By Delonie A. Plummer ’18
The 2017 Global Risks Report lists massive incidents of data fraud/theft as one of the top 5 global risks. Large-scale cyber attacks are 6th on the list of risks likely to occur within the next 10 years. Although cyber crime is both a national and international concern, countries have difficulty combating cyber crime attacks when the victim, the perpetrators, and the exchange of profits all take place in different countries. The U.S. Justice Department recently announced the world’s largest darknet takedown of an online marketplace for drugs, firearms, and fraudulent documents. The founder of the online marketplace Alphabay, Alexandre Cazes, is a Canadian citizen who resided in Thailand, and executed several attacks in U.S. territory. During the investigation, U.S. officials worked with several countries and economic blocks including the E.U., Canada, and Thailand. Without similar national laws on international cooperation during cyber crime investigations, Alphabay and other darknet sites would still operate.

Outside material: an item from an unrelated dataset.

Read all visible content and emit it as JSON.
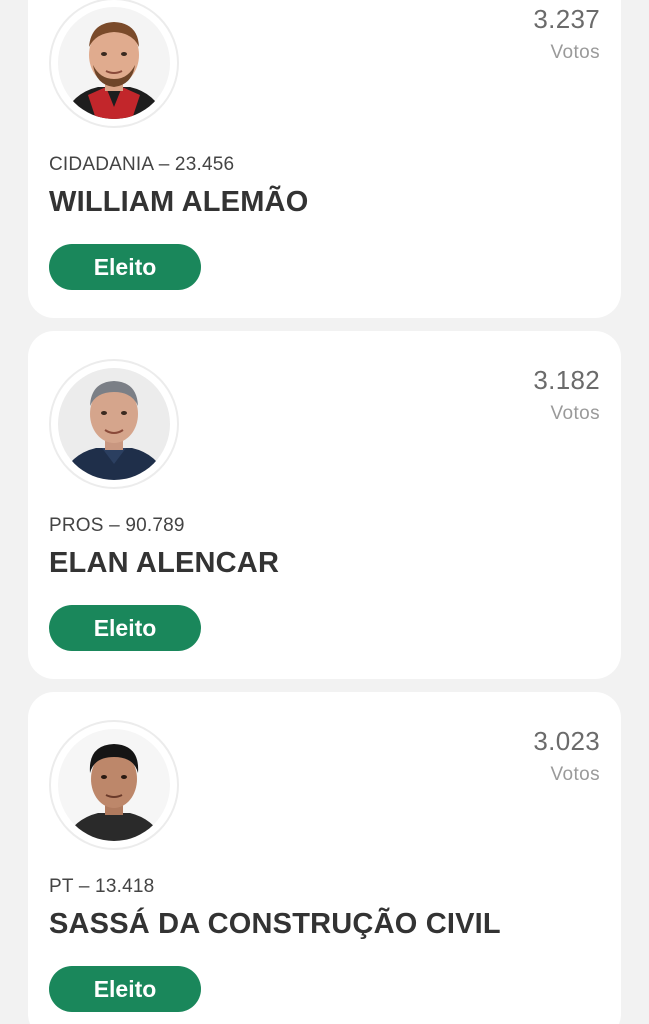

The Budapest Convention (the “Convention”) is the first international treaty on cyber crime. The convention promotes uniformity among national cyber crime laws and global cooperation beyond national borders. However, several countries are not signatories to the Convention. Critics argue that the Convention is outdated and too narrow. Russia is concerned that the Convention grants transborder access to stored data during investigations, which undermines national security. So, what is the middle ground?
An updated international treaty on cyber crime is needed to address international cyber attacks. The national security of stored data should be accounted for in a revised treaty while also allowing for reasonable international cooperation. The U.S., most affected by financial cyber attacks, must be in the forefront of efforts to revise the Convention and promote cooperation. The real question, is what will it take to convince the U.S. that cyber crime needs our utmost attention?